With a localised application, sufferers can target specific areas of trouble, supporting mild pain relief and reducing inflammation. It is the nature in which they are absorbed through the skin, however, that has raised questions about their safety. Will users get high as a result? And furthermore, would that cause a positive reading on a drug test?
Will Topicals Get You High
For those who find cannabis topicals to be a nice help to get them through what would be otherwise painful and uncomfortable days, it’s important to wade through some misconceptions about topicals. The question of whether cannabis topicals will trigger a positive drug test comes with a multi-part answer. First, let’s start with some basics on THC and drug testing.
It is true that THC, an active component in cannabis, can be a stubborn thing to work out of our system unlike harder and more dangerous drugs that can cycle through in 24 hours. The common conception that it takes 30 days to get rid of THC in the system is not exactly accurate; this figure varies for every person and different type of drug test, of which there are a few (hair, urine, and blood). When it comes to hair follicle drug tests, THC can be detected within three months. Urine-based tests are by far the most common because they are relatively inexpensive compared to the others. These examine substances found within lipids (fat cells) and THC can live cozily in fat cells for four weeks or even more depending on the person. THC sticks around in blood for significantly less time, cycling out in about 48 hours usually.
Topicals are infused with a variety of cannabinoids. The most common is CBD, which does not contain any of the psychoactive properties that cannabis is renowned for. Instead, it is utilised for its medicinal benefits. However, some topicals do contain other cannabinoids like THC and CBN. Given that THC is the key psychoactive component in cannabis that enables users to get high, it is understandable that some remain sceptical about the use of topicals.
The thing is, our skin acts as a protective barrier, which it does an excellent job at. To give you an example of how topicals cannot get you high, consider rubbing alcohol. Those who apply alcohol to a cut are still able to drive afterwards without fear of being over the legal limit.
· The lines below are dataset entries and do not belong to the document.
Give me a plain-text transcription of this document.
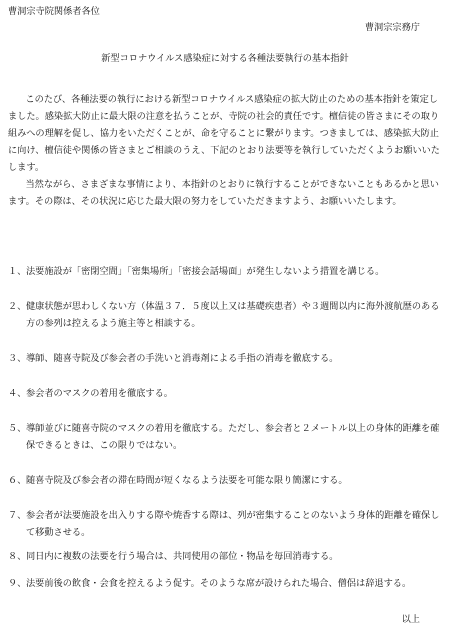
曹洞宗寺院関係者各位
曹洞宗宗務庁
新型コロナウイルス感染症に対する各種法要執行の基本指針

このたび、各種法要の執行における新型コロナウイルス感染症の拡大防止のための基本指針を策定しました。感染拡大防止に最大限の注意を払うことが、寺院の社会的責任です。檀信徒の皆さまにその取り組みへの理解を促し、協力をいただくことが、命を守ることに繋がります。つきましては、感染拡大防止に向け、檀信徒や関係の皆さまとご相談のうえ、下記のとおり法要等を執行していただくようお願いいたします。

当然ながら、さまざまな事情により、本指針のとおりに執行することができないこともあるかと思います。その際は、その状況に応じた最大限の努力をしていただきますよう、お願いいたします。

１、 法要施設が「密閉空間」「密集場所」「密接会話場面」が発生しないよう措置を講じる。
２、 健康状態が思わしくない方（体温３７．５度以上又は基礎疾患者）や３週間以内に海外渡航歴のある方の参列は控えるよう施主等と相談する。
３、 導師、随喜寺院及び参会者の手洗いと消毒剤による手指の消毒を徹底する。
４、 参会者のマスクの着用を徹底する。
５、 導師並びに随喜寺院のマスクの着用を徹底する。ただし、参会者と２メートル以上の身体的距離を確保できるときは、この限りではない。
６、 随喜寺院及び参会者の滞在時間が短くなるよう法要を可能な限り簡潔にする。
７、 参会者が法要施設を出入りする際や焼香する際は、列が密集することのないよう身体的距離を確保して移動させる。
８、 同日内に複数の法要を行う場合は、共同使用の部位・物品を毎回消毒する。
９、 法要前後の飲食・会食を控えるよう促す。そのような席が設けられた場合、僧侶は辞退する。
以上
This is because it cannot be absorbed into the bloodstream through their skin. Cannabis topicals work on the same principle. The cannabinoids bind to receptors in our skin, muscle tissue, and nerves, but get absorbed before they could permeate through our skin into the bloodstream. THC only gets users high when it reaches our brains, something it cannot do through the surface of the skin.
Can Topicals Cause Users To Fail A Drug Test
With topicals unable to get users high, it would stand to reason that it’s not possible to fail a drug screening as a result of their use. In principle, this is true; but there are some caveats. This study from 2017 confirmed that topicals containing THC did not cause a positive test in both blood and urine.
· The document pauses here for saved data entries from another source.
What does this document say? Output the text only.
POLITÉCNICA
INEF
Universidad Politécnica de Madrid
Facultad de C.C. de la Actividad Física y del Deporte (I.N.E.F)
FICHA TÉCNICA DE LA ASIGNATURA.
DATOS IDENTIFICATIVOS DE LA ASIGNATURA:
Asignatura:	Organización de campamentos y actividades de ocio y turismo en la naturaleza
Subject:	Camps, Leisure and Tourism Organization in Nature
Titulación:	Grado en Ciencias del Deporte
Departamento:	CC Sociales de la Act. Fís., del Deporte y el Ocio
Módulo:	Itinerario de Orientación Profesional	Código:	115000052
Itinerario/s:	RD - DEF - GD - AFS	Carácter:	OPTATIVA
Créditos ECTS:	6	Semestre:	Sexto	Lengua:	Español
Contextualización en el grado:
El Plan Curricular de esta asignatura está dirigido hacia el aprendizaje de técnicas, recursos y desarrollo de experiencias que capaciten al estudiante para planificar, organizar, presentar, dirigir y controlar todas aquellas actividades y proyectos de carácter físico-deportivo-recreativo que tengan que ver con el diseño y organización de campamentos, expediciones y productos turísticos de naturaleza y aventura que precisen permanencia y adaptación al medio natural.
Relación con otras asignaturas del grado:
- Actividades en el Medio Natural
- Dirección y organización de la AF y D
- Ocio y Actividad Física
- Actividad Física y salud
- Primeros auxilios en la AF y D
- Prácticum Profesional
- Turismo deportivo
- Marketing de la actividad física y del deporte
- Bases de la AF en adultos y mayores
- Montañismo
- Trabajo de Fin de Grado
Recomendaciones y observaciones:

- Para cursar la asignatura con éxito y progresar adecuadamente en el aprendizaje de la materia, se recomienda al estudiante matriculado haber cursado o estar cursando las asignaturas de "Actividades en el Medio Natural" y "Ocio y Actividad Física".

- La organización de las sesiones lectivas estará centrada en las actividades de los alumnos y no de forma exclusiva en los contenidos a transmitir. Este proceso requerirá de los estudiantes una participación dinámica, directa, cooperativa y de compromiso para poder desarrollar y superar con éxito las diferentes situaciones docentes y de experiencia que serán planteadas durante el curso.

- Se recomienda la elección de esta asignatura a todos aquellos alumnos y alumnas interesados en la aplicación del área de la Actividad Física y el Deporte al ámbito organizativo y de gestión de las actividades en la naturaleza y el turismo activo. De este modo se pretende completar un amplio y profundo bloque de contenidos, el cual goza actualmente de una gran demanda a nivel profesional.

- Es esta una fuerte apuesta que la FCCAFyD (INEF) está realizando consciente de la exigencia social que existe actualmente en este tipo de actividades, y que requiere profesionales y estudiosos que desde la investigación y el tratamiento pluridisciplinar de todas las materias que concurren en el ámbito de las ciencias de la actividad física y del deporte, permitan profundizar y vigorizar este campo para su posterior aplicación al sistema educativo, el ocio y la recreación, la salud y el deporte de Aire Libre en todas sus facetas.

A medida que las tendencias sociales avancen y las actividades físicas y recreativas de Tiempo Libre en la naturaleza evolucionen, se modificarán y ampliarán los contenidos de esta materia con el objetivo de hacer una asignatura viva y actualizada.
The caveat is transdermal patches. These work in the same way as a nicotine patch, providing patients with a strong dose of the active ingredient that is absorbed into the bloodstream through the skin. As such, use of THC-rich cannabis patches is likely to result in a failed drug test.
Depending on the method of drug testing, cannabis can be detected in your body months after it was last smoked or ingested. A hair follicle test will retain trace elements of THC for up to three months. If you have switched to topicals as a means of receiving pain relief without smoking cannabis, then it’s worth establishing when you stopped to identify if you are at risk of failing a test.
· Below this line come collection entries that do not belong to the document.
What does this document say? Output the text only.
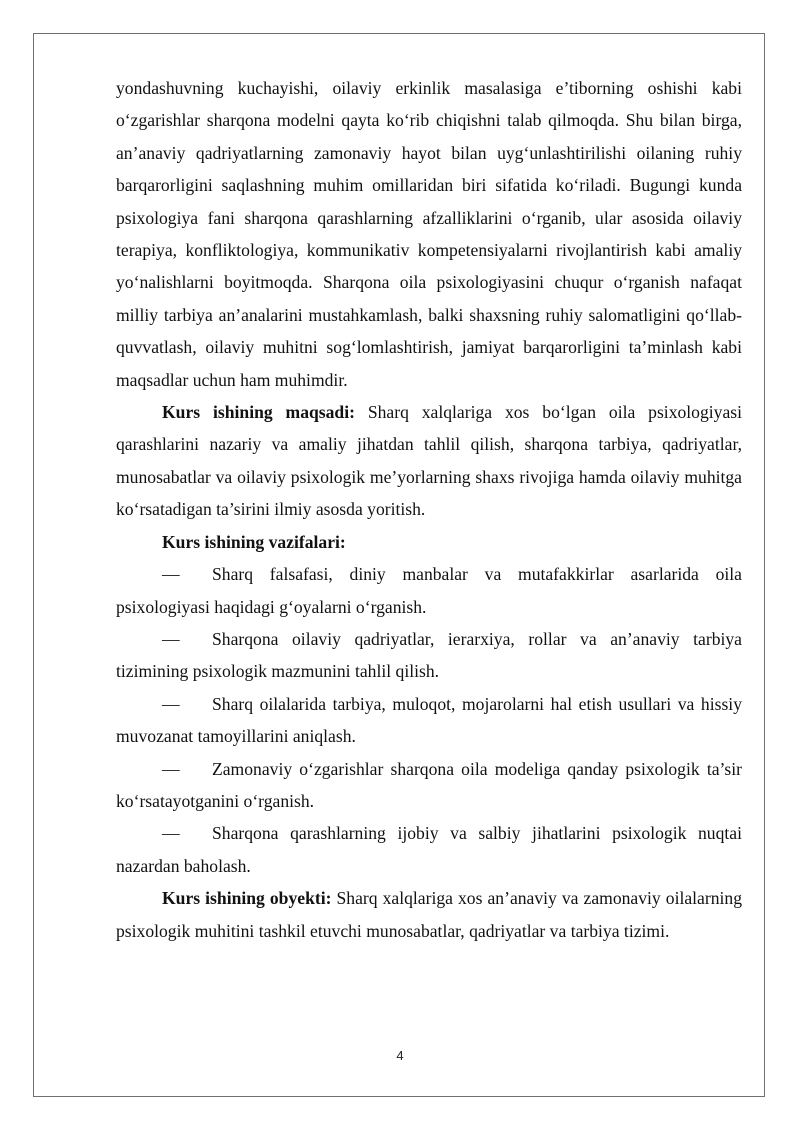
yondashuvning kuchayishi, oilaviy erkinlik masalasiga e’tiborning oshishi kabi o‘zgarishlar sharqona modelni qayta ko‘rib chiqishni talab qilmoqda. Shu bilan birga, an’anaviy qadriyatlarning zamonaviy hayot bilan uyg‘unlashtirilishi oilaning ruhiy barqarorligini saqlashning muhim omillaridan biri sifatida ko‘riladi. Bugungi kunda psixologiya fani sharqona qarashlarning afzalliklarini o‘rganib, ular asosida oilaviy terapiya, konfliktologiya, kommunikativ kompetensiyalarni rivojlantirish kabi amaliy yo‘nalishlarni boyitmoqda. Sharqona oila psixologiyasini chuqur o‘rganish nafaqat milliy tarbiya an’analarini mustahkamlash, balki shaxsning ruhiy salomatligini qo‘llab-quvvatlash, oilaviy muhitni sog‘lomlashtirish, jamiyat barqarorligini ta’minlash kabi maqsadlar uchun ham muhimdir.

Kurs ishining maqsadi: Sharq xalqlariga xos bo‘lgan oila psixologiyasi qarashlarini nazariy va amaliy jihatdan tahlil qilish, sharqona tarbiya, qadriyatlar, munosabatlar va oilaviy psixologik me’yorlarning shaxs rivojiga hamda oilaviy muhitga ko‘rsatadigan ta’sirini ilmiy asosda yoritish.

Kurs ishining vazifalari:

— Sharq falsafasi, diniy manbalar va mutafakkirlar asarlarida oila psixologiyasi haqidagi g‘oyalarni o‘rganish.

— Sharqona oilaviy qadriyatlar, ierarxiya, rollar va an’anaviy tarbiya tizimining psixologik mazmunini tahlil qilish.

— Sharq oilalarida tarbiya, muloqot, mojarolarni hal etish usullari va hissiy muvozanat tamoyillarini aniqlash.

— Zamonaviy o‘zgarishlar sharqona oila modeliga qanday psixologik ta’sir ko‘rsatayotganini o‘rganish.

— Sharqona qarashlarning ijobiy va salbiy jihatlarini psixologik nuqtai nazardan baholash.

Kurs ishining obyekti: Sharq xalqlariga xos an’anaviy va zamonaviy oilalarning psixologik muhitini tashkil etuvchi munosabatlar, qadriyatlar va tarbiya tizimi.

4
We know topicals should not test positive, as long as transdermal cannabis patches are avoided, but you should always handle them with care regardless. Contact with your eyes or mouth may cause trace amounts of THC to enter your bloodstream and trigger a positive reading. It is all too easy to rub your eyes or bite your nails after applying a topical and put your chances of passing at risk. Using gloves and washing your hands thoroughly after applying medicated lotions will help to avoid the threat.